Now, the house was arranged so that the main hall ran from the door to a large window in the back. Halfway down the hall was a stairway that went up to the right to the second floor, where the biologist lived. When the biologist went in, he went up the stairs, but the young goose ran for the window, thinking that it could escape through it. When its owner called it, and it realized that it couldn’t get out the window, the goose turned around and then went up the stairs. That’s where it got to eat.
From that point on, every time the goose entered the house, it would go first to the window, turn around, and then head up the stairs. With the passage of time, the trip to the window got shorter and shorter until finally the goose would simply go to that corner of the stairway, shake its foot at the window, and then go up the stairs.
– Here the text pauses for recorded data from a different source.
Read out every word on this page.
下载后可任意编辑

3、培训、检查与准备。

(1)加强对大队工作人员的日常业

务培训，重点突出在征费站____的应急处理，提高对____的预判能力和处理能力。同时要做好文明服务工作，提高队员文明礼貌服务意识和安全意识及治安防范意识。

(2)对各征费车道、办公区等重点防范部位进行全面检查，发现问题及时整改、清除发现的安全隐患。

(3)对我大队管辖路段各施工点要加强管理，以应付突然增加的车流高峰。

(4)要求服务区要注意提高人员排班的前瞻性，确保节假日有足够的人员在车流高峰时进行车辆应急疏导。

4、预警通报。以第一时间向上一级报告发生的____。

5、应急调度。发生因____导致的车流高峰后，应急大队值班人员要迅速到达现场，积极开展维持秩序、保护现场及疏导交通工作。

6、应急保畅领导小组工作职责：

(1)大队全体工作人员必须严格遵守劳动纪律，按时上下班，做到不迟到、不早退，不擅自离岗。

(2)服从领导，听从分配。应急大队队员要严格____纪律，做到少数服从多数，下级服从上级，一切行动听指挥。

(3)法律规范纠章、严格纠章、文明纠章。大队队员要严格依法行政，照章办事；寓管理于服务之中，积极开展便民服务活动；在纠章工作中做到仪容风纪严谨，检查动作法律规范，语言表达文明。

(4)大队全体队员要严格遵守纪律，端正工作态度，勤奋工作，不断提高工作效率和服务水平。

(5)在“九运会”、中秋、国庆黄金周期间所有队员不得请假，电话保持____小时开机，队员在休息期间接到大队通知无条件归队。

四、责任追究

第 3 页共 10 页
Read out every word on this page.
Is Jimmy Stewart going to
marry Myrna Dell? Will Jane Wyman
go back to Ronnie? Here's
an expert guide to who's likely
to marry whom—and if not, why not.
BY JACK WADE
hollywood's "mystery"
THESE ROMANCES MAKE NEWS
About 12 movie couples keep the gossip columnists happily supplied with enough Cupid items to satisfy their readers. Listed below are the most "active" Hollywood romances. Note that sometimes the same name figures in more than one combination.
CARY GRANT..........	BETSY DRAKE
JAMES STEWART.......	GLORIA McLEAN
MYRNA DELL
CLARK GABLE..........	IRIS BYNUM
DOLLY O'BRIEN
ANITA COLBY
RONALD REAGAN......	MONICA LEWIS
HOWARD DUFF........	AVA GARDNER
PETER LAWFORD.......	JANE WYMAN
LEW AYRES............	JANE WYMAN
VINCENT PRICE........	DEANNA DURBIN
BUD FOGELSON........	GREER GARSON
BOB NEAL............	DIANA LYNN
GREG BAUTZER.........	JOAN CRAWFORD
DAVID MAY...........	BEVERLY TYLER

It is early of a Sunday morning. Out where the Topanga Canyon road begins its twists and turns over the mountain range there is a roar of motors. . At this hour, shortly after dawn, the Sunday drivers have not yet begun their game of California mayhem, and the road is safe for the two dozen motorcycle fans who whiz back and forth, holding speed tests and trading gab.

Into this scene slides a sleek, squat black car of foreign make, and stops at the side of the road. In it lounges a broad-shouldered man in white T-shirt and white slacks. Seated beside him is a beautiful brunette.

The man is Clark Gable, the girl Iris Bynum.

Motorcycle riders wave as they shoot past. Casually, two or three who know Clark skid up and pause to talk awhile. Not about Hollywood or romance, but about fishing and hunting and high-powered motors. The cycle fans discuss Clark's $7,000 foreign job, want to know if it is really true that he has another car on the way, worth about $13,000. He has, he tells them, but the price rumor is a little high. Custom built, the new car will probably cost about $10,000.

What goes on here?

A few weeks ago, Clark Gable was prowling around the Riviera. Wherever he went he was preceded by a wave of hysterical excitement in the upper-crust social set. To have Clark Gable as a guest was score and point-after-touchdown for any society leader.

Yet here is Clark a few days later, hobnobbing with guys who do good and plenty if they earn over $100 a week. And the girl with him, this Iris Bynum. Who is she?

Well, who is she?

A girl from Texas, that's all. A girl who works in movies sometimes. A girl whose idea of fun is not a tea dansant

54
One evening the biologist came home late from work. The goose was very hungry, so as soon as the door was open, it ran in and went straight up the stairs. Halfway up the stairs, though, it stopped and started to shake all over. Then finally it went very deliberately down the stairs, over to the window, and then back up the stairs.
Many of us are just like the goose. In America, psychologists talk about listening to your inner child, but when you’re clinging to habits and practices—your habitual way of doing things—you’re listening to your inner goose. That’s the second type of clinging.
The third kind of clinging has to do with views: views having to do with the world, views having to do with yourself, views having to do with politics, all kinds of views. If you hold to them as being ends in themselves, thinking that simply having the view is a goal in itself or that it makes you a better person than other people with different views, that’s clinging to views.
The fourth kind of clinging is clinging to an idea of what you are: either that you have a particular type of self or that you have no self.
Now, of these four types of clinging, three of them actually have skillful versions. You can cling skillfully to skillful habits, to right views, and to skillful views of a sense of your self. In fact, these three kinds of skillful clinging are an essential part of the path.
When we’re practicing sense restraint, we’re trying to see if any of these four kinds of clinging are arising, because these are things that we feed on.
So as you go through the day, try to figure out what you’re feeding on as you look and listen, etc., to the sensory world outside. If you see that an unskillful type of clinging is arising, try to let it go. As long as you’re on the path and skillful forms of clinging arise, try to develop those. There will come a point when you want to abandon all forms of clinging, but that’s at the end of the path. In the meantime, try to foster skillful types of clinging as you go through the day.
The Buddha recommends perceiving mindfulness of your body—such as mindfulness of breathing—as a post, and sense restraint as a leash that ties you to the post. As long as you can make the body comfortable through the breath, you will be less likely to go looking for food through your eyes, ears, nose, etc. When you’re no longer so hungry, it’ll be easier to recognize instances of clinging as they try to take over your senses, and instead to let them go.
This is called bringing your life into the practice so that the whole life becomes part of the practice. That way, the practice isn’t done only when you’re sitting with your eyes closed or when you’re on a retreat. It’s done every time you look at something or listen to something. In that way, it can develop momentum.